After an extensive study of literature including latest trends in Natural Language Processing, or NLP, we tested various NLP text affinity approaches to build a custom recommendation engine.
We iterated on the available data sets to compare different available approaches to identify the algorithms that performed the best and the results of which tested well with targeted users. In the evaluation phase we looked at the available cloud APIs from various vendors and settled on building custom predictive models that performed a lot better.
Data Strategy
We quantified the available data sets in terms of their daily volume and diversity of sources.
We also did a survey of available third party datasets that had the potential to increase the appeal of the product to the targeted users. The datasets for consideration included syndicated feeds from leading media providers, content scrapes from public-facing pages of representative news outlets, selected categories from Wikimedia and knowledge bases such as WebMD.

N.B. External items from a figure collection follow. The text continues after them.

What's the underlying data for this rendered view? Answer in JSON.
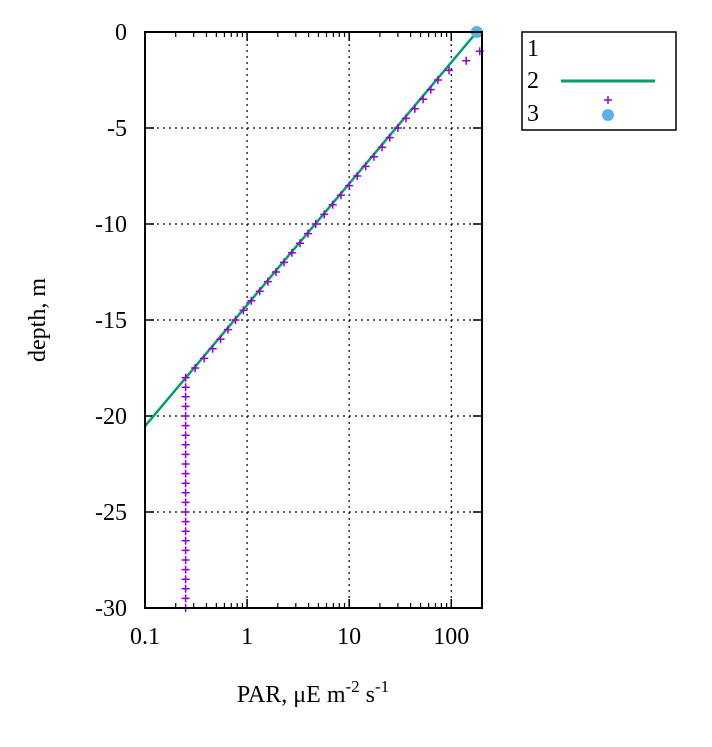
{
  "chart_data": {
    "type": "scatter",
    "xscale": "log",
    "xlim": [
      0.1,
      200
    ],
    "ylim": [
      -30,
      0
    ],
    "xticks": [
      "0.1",
      "1",
      "10",
      "100"
    ],
    "xtick_values": [
      0.1,
      1,
      10,
      100
    ],
    "yticks": [
      "0",
      "-5",
      "-10",
      "-15",
      "-20",
      "-25",
      "-30"
    ],
    "ytick_values": [
      0,
      -5,
      -10,
      -15,
      -20,
      -25,
      -30
    ],
    "ylabel": "depth, m",
    "xlabel": {
      "base": "PAR, μE m",
      "exp1": "-2",
      "mid": " s",
      "exp2": "-1"
    },
    "grid": true,
    "legend_position": "outside-top-right",
    "colors": {
      "series1": "#9400d3",
      "series2": "#009e73",
      "series3": "#56b4e9"
    },
    "series": [
      {
        "name": "1",
        "marker": "plus",
        "depth": [
          -1,
          -1.5,
          -2,
          -2.5,
          -3,
          -3.5,
          -4,
          -4.5,
          -5,
          -5.5,
          -6,
          -6.5,
          -7,
          -7.5,
          -8,
          -8.5,
          -9,
          -9.5,
          -10,
          -10.5,
          -11,
          -11.5,
          -12,
          -12.5,
          -13,
          -13.5,
          -14,
          -14.5,
          -15,
          -15.5,
          -16,
          -16.5,
          -17,
          -17.5,
          -18,
          -18.5,
          -19,
          -19.5,
          -20,
          -20.5,
          -21,
          -21.5,
          -22,
          -22.5,
          -23,
          -23.5,
          -24,
          -24.5,
          -25,
          -25.5,
          -26,
          -26.5,
          -27,
          -27.5,
          -28,
          -28.5,
          -29,
          -29.5,
          -30
        ],
        "par": [
          190,
          140,
          95,
          74,
          63,
          53,
          44,
          36,
          30,
          25,
          21,
          17.5,
          14.5,
          12,
          10,
          8.3,
          6.9,
          5.7,
          4.7,
          3.95,
          3.3,
          2.75,
          2.3,
          1.92,
          1.6,
          1.33,
          1.1,
          0.92,
          0.77,
          0.65,
          0.55,
          0.46,
          0.38,
          0.31,
          0.25,
          0.25,
          0.25,
          0.25,
          0.25,
          0.25,
          0.25,
          0.25,
          0.25,
          0.25,
          0.25,
          0.25,
          0.25,
          0.25,
          0.25,
          0.25,
          0.25,
          0.25,
          0.25,
          0.25,
          0.25,
          0.25,
          0.25,
          0.25,
          0.25
        ]
      },
      {
        "name": "2",
        "style": "line",
        "depth": [
          0,
          -20.53
        ],
        "par": [
          178,
          0.1
        ]
      },
      {
        "name": "3",
        "marker": "circle",
        "depth": [
          0
        ],
        "par": [
          178
        ]
      }
    ]
  }
}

We also examined the value of storing clickstream data from users in order to guide their experience and recommended an architecture for a secure management of personal data, which would be saved in a separate datastore.
Results
The client accepted the findings and rolled out the ML server in a product that was released in a private beta and is now available to its select clients for a full release testing.
Key results were:
Leadership team and AI readiness
We identified team gap expertise and presented an internal training and external consultancy plan.
Data pipeline, algorithms and models
Signal data experimentation identified data intensity and value. A data architecture was prototyped and presented to the client.
AI architecture and deployment
We built an AI MVP to validate with beta customers and to estimate the cloud resources needed to deliver the desired experience.
Algorithms and Models
We presented an in depth survey of available approaches to the client. We then ran a number of signal extraction experiments on the most promising approaches.
Product, Category, Value Prop and Competitive
While the value proposition was extremely strong, the current search market is well served. Further effort is required in order to define a new market category to ensure success.